What I do know is at the end of the day I can succeed in life and not slack.  Humboldt also showed me how to be a leader and not to be a follower, and to take my own path I have met some strong hard-working students who motivated me. My best friend is a hard-working girl who is very bright and smart. She can pass a test when she does a test, she motivates me to keep going.   Yes, me...and she can get distracted with the fun wildlife but we keep in mind we have to graduate and accomplish our goals. I know how to stay on track but I can get distracted but that will not stop me from graduating from high school -  distance learning 2.0 or not.  I want to make my strong Mother, Father, brothers, and other family members happy for me, but sometimes I don’t feel Humboldt is always in my corner. 




4 comments:

  1. Aaliyah, I LOVED reading your perspective on what you're feeling, what you're going through, and just being straight up honest. We need to hear voices like yours every day. I may not have had the fortune to be your teacher at Humboldt, but I remember you well and your personality is amazing! Thank you for speaking your truth. Ms. Amy

    ReplyDelete
  2. Way to go Girl!!!! I am proud of you! You are an amazing young woman and proud of what you have accomplished in a few short years.

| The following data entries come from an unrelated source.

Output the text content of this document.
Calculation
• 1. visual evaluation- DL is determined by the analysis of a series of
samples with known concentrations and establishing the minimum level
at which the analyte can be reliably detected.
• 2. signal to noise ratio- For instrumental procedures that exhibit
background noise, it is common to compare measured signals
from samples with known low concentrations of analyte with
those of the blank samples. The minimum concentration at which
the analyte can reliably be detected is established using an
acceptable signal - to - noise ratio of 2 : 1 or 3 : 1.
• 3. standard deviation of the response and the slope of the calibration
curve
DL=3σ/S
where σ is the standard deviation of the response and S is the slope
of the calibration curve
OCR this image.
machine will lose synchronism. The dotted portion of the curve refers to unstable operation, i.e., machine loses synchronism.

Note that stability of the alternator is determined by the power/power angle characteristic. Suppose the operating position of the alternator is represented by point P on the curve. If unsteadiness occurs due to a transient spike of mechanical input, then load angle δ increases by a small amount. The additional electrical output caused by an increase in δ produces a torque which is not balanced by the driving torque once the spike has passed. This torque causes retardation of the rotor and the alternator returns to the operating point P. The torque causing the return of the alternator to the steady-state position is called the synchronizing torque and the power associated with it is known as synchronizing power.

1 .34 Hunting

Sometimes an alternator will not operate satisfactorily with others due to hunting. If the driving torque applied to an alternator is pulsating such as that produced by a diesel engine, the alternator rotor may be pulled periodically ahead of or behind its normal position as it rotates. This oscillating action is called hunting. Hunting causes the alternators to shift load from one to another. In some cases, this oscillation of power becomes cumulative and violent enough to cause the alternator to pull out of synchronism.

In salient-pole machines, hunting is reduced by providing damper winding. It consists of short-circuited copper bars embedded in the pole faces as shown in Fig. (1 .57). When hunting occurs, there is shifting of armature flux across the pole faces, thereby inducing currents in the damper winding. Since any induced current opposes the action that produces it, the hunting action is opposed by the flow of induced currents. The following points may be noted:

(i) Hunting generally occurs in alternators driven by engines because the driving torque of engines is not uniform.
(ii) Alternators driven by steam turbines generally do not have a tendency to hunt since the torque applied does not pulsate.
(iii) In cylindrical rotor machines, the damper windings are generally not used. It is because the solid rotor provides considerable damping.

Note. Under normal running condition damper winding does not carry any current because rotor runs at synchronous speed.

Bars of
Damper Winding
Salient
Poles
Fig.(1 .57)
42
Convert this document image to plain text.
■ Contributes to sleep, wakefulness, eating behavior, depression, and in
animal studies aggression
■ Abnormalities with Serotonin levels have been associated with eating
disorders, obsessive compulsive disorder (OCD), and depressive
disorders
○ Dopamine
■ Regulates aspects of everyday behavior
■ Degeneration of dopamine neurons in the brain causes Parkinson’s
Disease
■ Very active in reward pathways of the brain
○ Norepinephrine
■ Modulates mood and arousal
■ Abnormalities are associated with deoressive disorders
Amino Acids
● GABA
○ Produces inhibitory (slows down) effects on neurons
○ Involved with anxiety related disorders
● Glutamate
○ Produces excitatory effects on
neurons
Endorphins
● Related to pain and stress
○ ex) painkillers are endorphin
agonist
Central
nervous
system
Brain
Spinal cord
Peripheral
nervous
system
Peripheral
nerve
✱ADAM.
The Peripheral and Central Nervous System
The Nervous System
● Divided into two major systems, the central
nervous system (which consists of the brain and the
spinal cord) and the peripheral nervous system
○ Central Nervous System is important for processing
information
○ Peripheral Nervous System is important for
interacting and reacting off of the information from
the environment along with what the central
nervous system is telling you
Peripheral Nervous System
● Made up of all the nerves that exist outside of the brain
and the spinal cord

    Love Always, Karen Lacher

    ReplyDelete
  3. Aaliyah - By writing this story you have shared a part of yourself and that is the bravest act a person can commit. Continue being true to yourself. I am so thankful to you for giving a voice, name, and face to the young scholar struggling through the pandemic and distance learning. I know you to be a vibrant, vivacious, and respectful young person who knows herself and is wise to what is going on around her. I am proud to know you. I am grateful to have been your teacher. I am thankful to you for sharing your testimony. I hope your story reaches a much larger audience so that others, be they students, parents, or politicians, may see a glimpse in to the life of a distance learner, teen worker, friend, big sister, and daughter. You and your family are in my thoughts. Please tell Gio I say hello and to keep smiling. Mr. Duerson

    ReplyDelete
  4. College Essay, Titled Distance Learning 2.0 by Aaliyah P. Mr. Allen can help polish it off.

    I can hear the challenges and struggles come through in your writing. My daughter is struggling with distance learning as well. Thank you for your perspective. Thank you for your willingness to share your experiences. Finding and maintaining friendships is always a challenge. We are social animals. I can't imagine the loneliness, isolation, and lack of social interaction on the human psyche for teenagers. Being on an iPad or Laptop for hours on end is very unnatural. We were not designed nor created for this.

    Thank you for a glimpse into the reality of all this from a teenagers perspective.